Buraco gigantesco na camada de ozônio se fecha no Ártico

O buraco havia atingido um tamanho recorde neste ano no Ártico. Fenômeno semelhante e de tamanha magnitude só havia ocorrido na primavera de 2011.

Foto: Reprodução Internet

Um buraco na camada de ozônio de tamanho recorde no hemisfério Norte desapareceu, segundo informações do Copernicus Atmosphere Monitoring Service, da Comissão Europeia.

Em seu perfil no Twitter, o órgão explicou aos seguidores que o sumiço não tem nada a ver com as quarentenas impostas para conter a pandemia de coronavírus.

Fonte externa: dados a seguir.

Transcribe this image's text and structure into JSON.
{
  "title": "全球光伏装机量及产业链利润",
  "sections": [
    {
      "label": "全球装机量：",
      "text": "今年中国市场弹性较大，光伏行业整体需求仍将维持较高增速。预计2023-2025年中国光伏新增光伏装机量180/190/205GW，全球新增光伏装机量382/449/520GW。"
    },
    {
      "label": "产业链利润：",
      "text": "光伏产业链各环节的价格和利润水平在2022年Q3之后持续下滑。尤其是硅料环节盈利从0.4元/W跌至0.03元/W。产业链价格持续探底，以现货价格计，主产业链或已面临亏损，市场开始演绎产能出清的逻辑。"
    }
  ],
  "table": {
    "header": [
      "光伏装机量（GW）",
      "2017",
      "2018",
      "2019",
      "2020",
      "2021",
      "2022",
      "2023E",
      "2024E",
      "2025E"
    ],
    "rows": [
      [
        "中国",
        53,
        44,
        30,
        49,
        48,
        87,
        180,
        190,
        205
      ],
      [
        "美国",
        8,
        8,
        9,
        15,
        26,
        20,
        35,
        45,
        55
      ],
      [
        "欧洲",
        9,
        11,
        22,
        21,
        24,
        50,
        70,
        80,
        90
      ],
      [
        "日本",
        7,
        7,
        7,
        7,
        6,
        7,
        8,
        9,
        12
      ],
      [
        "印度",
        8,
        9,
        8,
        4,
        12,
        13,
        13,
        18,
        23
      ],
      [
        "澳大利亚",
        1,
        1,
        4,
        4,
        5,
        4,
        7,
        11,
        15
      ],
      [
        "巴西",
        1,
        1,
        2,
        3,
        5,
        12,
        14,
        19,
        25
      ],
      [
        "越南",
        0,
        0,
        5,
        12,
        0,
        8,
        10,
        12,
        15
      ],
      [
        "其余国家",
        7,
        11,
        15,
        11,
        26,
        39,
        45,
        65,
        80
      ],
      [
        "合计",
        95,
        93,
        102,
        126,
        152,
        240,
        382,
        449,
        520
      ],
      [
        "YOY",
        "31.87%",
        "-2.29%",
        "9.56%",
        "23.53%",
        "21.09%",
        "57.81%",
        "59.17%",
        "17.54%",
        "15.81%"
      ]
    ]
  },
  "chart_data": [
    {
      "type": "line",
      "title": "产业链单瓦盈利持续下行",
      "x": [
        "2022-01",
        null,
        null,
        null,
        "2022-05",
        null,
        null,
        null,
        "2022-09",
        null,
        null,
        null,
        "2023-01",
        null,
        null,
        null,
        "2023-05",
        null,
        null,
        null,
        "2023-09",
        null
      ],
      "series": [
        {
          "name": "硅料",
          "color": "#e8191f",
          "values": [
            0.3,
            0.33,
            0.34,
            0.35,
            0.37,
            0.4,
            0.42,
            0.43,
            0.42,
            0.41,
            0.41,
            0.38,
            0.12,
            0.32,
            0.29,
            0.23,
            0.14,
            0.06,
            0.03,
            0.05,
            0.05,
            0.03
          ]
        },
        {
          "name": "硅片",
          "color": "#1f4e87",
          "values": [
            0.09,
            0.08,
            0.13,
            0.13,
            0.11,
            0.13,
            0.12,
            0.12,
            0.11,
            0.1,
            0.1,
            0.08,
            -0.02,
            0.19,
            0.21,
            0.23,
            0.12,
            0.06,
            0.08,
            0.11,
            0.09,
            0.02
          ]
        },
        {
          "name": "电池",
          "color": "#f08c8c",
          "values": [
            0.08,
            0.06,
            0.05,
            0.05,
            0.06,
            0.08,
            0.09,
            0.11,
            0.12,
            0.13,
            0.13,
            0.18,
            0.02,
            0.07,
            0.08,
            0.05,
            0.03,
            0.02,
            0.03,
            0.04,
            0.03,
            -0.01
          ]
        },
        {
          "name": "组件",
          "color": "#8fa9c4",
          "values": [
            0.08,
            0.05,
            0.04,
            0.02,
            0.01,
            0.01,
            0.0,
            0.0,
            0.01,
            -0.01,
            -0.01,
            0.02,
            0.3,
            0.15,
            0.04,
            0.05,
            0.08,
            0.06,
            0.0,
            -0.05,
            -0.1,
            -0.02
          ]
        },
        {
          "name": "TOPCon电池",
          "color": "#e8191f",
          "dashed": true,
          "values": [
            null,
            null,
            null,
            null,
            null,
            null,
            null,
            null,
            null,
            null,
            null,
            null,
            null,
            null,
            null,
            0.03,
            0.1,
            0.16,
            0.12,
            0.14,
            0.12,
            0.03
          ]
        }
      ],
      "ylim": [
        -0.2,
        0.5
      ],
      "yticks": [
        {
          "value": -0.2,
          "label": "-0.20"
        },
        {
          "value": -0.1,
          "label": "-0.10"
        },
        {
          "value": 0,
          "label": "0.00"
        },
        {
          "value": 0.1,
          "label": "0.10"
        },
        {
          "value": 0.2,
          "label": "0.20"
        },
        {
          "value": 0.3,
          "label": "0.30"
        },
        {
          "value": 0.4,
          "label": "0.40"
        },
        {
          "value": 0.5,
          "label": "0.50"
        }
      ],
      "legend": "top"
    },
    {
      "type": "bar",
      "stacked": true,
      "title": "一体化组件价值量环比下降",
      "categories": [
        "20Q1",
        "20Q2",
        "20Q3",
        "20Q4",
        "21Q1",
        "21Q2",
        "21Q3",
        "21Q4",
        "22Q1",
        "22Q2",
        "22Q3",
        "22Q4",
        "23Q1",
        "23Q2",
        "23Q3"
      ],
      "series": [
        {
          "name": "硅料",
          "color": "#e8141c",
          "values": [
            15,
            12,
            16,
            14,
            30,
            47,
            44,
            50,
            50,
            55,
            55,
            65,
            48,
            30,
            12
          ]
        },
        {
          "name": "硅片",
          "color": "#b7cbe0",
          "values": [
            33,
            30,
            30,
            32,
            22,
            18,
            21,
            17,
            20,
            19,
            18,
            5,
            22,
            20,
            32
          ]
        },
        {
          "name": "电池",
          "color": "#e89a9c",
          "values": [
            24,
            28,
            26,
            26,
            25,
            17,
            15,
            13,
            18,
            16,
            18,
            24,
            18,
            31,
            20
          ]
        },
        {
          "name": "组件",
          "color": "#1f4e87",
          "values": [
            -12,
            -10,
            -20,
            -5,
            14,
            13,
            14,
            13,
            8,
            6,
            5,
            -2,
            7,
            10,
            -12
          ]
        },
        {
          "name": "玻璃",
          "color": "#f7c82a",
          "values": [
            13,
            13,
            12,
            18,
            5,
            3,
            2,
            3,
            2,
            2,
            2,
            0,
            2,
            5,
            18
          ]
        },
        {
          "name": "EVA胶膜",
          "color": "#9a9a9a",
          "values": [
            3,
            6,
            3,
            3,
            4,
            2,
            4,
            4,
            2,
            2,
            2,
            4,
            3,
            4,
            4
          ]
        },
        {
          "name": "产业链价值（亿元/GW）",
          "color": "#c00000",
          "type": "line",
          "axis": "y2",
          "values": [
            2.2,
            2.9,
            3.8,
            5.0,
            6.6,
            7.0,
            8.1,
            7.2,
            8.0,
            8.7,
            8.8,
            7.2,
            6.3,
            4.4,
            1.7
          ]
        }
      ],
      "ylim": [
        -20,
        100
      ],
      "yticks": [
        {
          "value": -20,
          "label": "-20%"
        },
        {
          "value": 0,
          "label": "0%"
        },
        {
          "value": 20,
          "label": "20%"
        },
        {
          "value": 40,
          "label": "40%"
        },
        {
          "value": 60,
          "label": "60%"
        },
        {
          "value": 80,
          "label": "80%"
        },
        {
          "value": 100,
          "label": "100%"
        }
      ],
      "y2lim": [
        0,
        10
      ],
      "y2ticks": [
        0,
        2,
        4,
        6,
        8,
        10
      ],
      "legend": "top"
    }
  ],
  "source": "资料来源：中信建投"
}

“Basicamente, o buraco foi causado por um forte vórtex polar e sumiu porque o vórtex também sumiu”, disse.

O aparecimento dos buracos está relacionado a temperaturas muito baixas e à formação de nuvens estratosféricas polares.

Com o posterior aparecimento do sol, há reações químicas que provocam o buraco.

O buraco havia atingido um tamanho recorde neste ano no Ártico.

Fenômeno semelhante e de tamanha magnitude só havia ocorrido na primavera de 2011.

Na Antártida, esses buracos são mais comuns durante a primavera e são causados principalmente por atividades humanas.

O buraco na camada de ozônio da Antártida ocorre anualmente pelo menos nos últimos 35 anos.

O de 2019 foi um dos menores registrados nesse período.

No Ártico, pela maior proximidade com massa de terra e montanhas, o vórtex polar é menos intenso e as temperaturas não tão baixas.

No entanto, as temperaturas no começo de 2020 foram tão baixas que foi possível a formação das nuvens estratosféricas polares, o que resultou em uma grande perda de ozônio na região.